There are many game modes present: Be A Pro (player or manager), Tournaments and Online Leagues (though these are sparsely populated, still). It’s probably easier to say what is not in the game: FIFA Ultimate Team and the new, much-lauded EA Sports Stat tracking system, as well as the on-the-fly match updates of the other fixtures, which really bring an occasion to the events and simulate the live football coverage we see on Sky Digital in the UK. In the Wii U version, there is a minor allusion to the games taking place alongside yours, but with none of the in-depth analysis of what is occurring from player injuries to who scored in the other games. There are just a few choice quotes (of which there are a few for even lower-league teams such as Sheffield United) and that’s about it.

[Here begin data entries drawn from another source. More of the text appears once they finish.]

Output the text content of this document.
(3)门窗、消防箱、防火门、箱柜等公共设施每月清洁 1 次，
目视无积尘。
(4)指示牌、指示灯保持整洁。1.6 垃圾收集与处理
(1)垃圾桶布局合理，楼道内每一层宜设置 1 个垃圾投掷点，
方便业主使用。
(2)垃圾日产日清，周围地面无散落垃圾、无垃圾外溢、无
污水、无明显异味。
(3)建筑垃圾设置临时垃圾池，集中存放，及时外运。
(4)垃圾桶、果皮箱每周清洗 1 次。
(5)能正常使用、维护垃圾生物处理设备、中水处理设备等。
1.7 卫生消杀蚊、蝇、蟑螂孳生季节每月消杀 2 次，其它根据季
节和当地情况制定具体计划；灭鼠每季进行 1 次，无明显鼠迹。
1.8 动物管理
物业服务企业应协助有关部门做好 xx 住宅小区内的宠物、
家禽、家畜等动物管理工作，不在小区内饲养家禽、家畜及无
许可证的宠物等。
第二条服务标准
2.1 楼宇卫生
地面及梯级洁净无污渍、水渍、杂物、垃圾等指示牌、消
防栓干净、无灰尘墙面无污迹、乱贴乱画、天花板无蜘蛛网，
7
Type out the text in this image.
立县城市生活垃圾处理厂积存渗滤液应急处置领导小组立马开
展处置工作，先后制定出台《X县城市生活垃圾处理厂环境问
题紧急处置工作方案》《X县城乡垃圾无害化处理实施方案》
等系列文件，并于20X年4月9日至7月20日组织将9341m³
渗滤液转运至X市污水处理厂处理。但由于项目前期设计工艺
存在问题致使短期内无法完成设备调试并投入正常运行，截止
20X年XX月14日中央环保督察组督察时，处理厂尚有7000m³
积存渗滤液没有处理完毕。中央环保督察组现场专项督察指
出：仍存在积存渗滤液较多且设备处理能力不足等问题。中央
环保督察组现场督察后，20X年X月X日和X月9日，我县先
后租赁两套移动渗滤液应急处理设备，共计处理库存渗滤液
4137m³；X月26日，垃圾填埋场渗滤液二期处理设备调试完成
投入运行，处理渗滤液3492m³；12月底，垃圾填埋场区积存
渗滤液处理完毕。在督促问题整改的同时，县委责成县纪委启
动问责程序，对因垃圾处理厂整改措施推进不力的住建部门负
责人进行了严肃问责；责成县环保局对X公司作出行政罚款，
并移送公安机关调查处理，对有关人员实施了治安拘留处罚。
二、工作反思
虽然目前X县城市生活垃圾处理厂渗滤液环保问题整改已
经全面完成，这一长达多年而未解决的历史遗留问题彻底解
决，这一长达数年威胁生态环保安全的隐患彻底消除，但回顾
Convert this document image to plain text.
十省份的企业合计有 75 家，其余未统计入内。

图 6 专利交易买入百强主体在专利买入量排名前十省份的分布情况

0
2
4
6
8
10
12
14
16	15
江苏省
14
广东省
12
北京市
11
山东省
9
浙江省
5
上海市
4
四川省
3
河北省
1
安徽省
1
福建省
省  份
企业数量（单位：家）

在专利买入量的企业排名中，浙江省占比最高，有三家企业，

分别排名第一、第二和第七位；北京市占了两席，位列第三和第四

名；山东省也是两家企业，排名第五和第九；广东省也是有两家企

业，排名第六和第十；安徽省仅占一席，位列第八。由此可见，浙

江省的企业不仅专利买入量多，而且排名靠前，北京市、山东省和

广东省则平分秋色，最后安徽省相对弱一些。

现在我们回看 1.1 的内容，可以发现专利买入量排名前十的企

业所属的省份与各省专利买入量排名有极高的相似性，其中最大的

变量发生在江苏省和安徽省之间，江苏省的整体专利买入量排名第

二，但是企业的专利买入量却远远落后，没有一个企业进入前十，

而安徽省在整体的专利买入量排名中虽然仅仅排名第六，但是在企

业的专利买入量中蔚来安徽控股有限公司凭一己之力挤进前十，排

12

Overall, FIFA 13 on the Wii U is a game of two halves. On one half, you have the annoyance of features being removed to ensure the game managed to release on launch day. These sadly make the game feel rushed and lacking due care and attention. Then you have grating elements that still riddle all versions of the game: the slowdown elements, constant EA Server disconnects and the idiotic AI of your teammates in comparison to the opposition. Compare this to the second half: a game filled to the brim with licences, features and modes, presented to you rather nicely on the GamePad and through finely-honed, award-winning FIFA gameplay. It really is a conundrum, but for the best footballing (and only) experience you can currently get on the Wii U, FIFA 13 is all there is. If you must have the features the GamePad brings and can forego everything else that is not included, then it’s fairly simple that this is for you. If you have one of the other console versions, I could not really recommend this over those, especially considering the vastly different price point. A nice effort, but it hits the post on this occasion.